Zwischen all den Kämpfen und Intrigen erwischt einen immer wieder dieser Gedanke: Egal wie groß du bist, am Ende holt dich die Zeit ein. Und genau das macht das Ganze so stark. Die Mönche erzählen hier nicht nur Geschichte, sie urteilen, sie reflektieren und manchmal wirkt es fast wie ein stilles Kopfschütteln über den Wahnsinn der Menschen.

Die neue Übersetzung liest sich überraschend flüssig für so ein altes Werk. Klar, es ist kein Snack für zwischendurch. Man muss sich reinfallen lassen, sich treiben lassen und auch mal akzeptieren, dass nicht jede Szene sofort knallt. Aber wenn es knallt, dann richtig.

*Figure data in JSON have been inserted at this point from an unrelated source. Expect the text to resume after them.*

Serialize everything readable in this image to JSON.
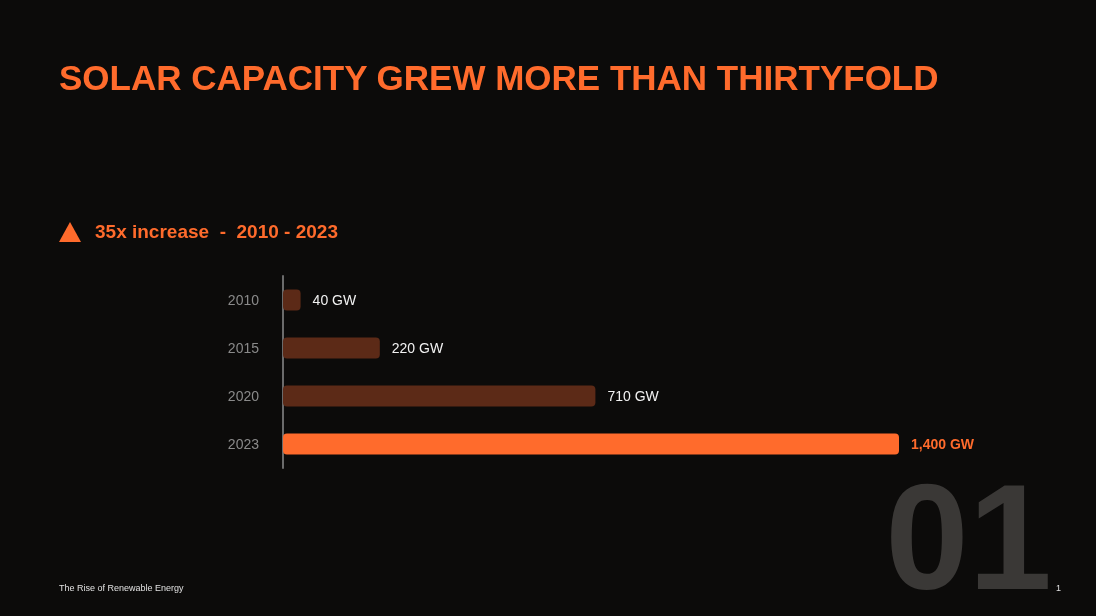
{
  "chart_data": {
    "type": "bar",
    "orientation": "horizontal",
    "title": "SOLAR CAPACITY GREW MORE THAN THIRTYFOLD",
    "subtitle": "35x increase  -  2010 - 2023",
    "categories": [
      "2010",
      "2015",
      "2020",
      "2023"
    ],
    "values": [
      40,
      220,
      710,
      1400
    ],
    "value_labels": [
      "40 GW",
      "220 GW",
      "710 GW",
      "1,400 GW"
    ],
    "colors": [
      "#5c2a17",
      "#5c2a17",
      "#5c2a17",
      "#ff6b2c"
    ],
    "annotations": [
      "The Rise of Renewable Energy",
      "1",
      "01"
    ]
  }
}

Besonders hängen geblieben ist dieses ständige Wechselspiel aus Größe und Fall. Gerade noch triumphiert jemand und im nächsten Moment ist alles vorbei. Brutal ehrlich und irgendwie auch tröstlich.

Unterm Strich ein monumentales Werk, das Respekt einfordert, aber auch ordentlich zurückgibt. Kein Buch für nebenbei, sondern eins, das man erlebt.